Beim Vollzug des SGB II rückt zunehmend die Problematik der Absenkung von Leistungen ins Blickfeld der Sozialgerichte. Die Möglichkeiten zur Absenkung von Alg II in § 31 SGB II und von Sozg nach § 32 SGB II sind im Wesentlichen § 25 BSHG nachgebildet. Systematisch lassen sich bei den einzelnen Kürzungstatbeständen des § 31 SGB II die Fallgruppen

– Verletzung der in § 2 SGB II geforderten Eigenverantwortung (§ 31 Abs. 1 SGB II),
– Meldeversäumnisse (§ 31 Abs. 2 SGB II),
– unwirtschaftliches Verhalten (§ 31 Abs. 4 Nrn. 1 und 2 SGB II) sowie
– die arbeitsförderungsrechtlichen Sperrzeittatbestände (§ 31 Abs. 4 Nr. 3 SGB II)

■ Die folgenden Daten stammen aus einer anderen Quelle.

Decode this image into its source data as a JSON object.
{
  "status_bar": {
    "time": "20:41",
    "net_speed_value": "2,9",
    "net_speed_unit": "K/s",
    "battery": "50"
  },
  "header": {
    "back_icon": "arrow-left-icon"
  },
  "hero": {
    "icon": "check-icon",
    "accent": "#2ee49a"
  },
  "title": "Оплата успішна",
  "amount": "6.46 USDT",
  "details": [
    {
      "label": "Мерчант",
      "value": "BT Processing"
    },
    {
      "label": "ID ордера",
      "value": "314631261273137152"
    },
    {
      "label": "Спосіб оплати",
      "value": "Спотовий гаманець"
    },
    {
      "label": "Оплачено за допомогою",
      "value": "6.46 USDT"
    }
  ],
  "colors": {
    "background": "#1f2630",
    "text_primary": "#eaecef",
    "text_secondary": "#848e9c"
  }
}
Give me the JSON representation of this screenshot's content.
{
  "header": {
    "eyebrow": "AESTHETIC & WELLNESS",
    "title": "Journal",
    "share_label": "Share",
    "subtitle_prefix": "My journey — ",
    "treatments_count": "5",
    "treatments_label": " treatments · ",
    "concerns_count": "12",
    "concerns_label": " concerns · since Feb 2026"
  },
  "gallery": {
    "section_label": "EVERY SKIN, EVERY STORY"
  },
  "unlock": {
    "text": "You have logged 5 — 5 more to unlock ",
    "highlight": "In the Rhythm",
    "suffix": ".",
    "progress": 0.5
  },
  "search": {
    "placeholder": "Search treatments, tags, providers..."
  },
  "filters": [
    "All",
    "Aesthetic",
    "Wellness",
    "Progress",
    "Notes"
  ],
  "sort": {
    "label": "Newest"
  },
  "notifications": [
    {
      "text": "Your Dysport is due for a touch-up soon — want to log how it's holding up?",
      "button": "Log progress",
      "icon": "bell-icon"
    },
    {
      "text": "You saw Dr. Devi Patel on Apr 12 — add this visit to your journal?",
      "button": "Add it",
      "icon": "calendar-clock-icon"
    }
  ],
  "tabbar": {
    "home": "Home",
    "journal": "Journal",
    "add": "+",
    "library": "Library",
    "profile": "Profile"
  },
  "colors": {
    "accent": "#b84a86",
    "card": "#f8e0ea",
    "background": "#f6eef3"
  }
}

unterscheiden. Für die Absenkung von Sozg entfallen naturgemäß die auf erwerbsfähige Hilfebedürftige zugeschnittenen Absenkungstatbestände und es bleibt bei der Verweisung auf § 31 Abs. 2, Abs. 4 Nrn. 1, 2 SGB II.

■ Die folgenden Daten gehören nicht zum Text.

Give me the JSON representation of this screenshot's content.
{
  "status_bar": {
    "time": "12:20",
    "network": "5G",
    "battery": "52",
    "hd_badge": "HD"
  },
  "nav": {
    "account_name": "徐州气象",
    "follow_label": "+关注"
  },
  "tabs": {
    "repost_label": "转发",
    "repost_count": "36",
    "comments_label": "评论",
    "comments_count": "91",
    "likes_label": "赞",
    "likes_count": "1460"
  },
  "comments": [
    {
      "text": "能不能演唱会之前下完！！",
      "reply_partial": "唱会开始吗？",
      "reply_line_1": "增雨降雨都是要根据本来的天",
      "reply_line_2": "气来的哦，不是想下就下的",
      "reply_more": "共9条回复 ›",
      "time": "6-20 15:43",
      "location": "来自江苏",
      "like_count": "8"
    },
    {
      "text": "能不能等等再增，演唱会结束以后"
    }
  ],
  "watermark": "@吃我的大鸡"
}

Auch wenn die verschiedenen Absenkungstatbestände dem verfassungsrechtlichen Gebot hinreichender Bestimmtheit gerecht werden, bieten sie im Einzelnen Anlass zu vielfältigen Streitigkeiten: Welche Arbeiten und Maßnahmen sind zumutbar i. S. d. § 31 Abs. 1 Nrn. 1c, 2 SGB II? Welche Pflichten (oder Obliegenheiten? darf eine Eingliederungsvereinbarung enthalten? Meint Absicht i. S. d. § 31 Abs. 1 Nr. 1 SGB II tatsächlich den – praktisch schwer nachweisbaren – dolus directus 1. Grades? Wann ist ein Verhalten unwirtschaftlich i. S. d. § 31 Abs. 4 Nr. 2 SGB II? Besondere praktische Bedeutung dürfte auch der in die meisten dieser Tatbestände implementierten weitere Voraussetzung der Rechtsfolgenbelehrung zukommen. Beweislastfragen wirft das Tatbestandsmerkmal „Fehlen eines wichtigen Grundes“ auf.

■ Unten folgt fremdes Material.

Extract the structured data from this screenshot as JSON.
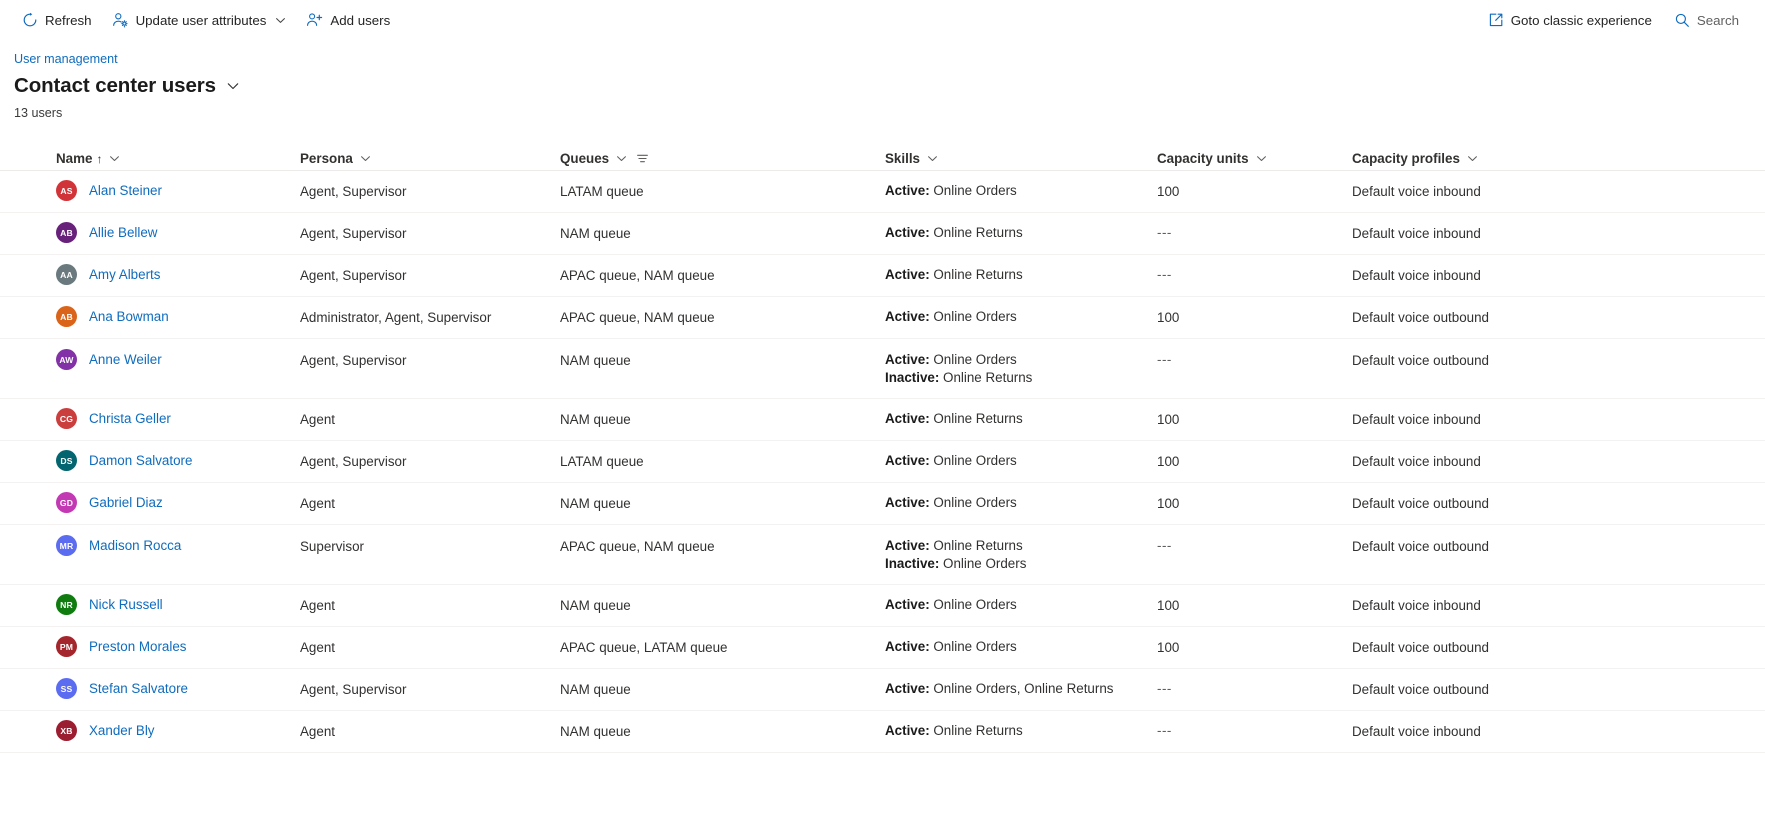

Auf Rechtsfolgenseite erweist sich § 31 SGB II als ausgesprochen vehement: Die bereits allein betrachtet erheblichen Kürzungen können bei wiederholter Pflichtverletzung kumuliert werden und auf andere Leistungsbestandteile als die Regelleistung (§ 20 SGB II) übergreifen. Eine weitere Verschärfung greift für Hilfebedürftige unter 25 Jahren, deren Leistungsanspruch in § 31 Abs. 5 SGB II schon auf erster Stufe auf die Leistungen für Unterkunft und Heizung nebst ergänzenden Sachleistungen beschränkt wird.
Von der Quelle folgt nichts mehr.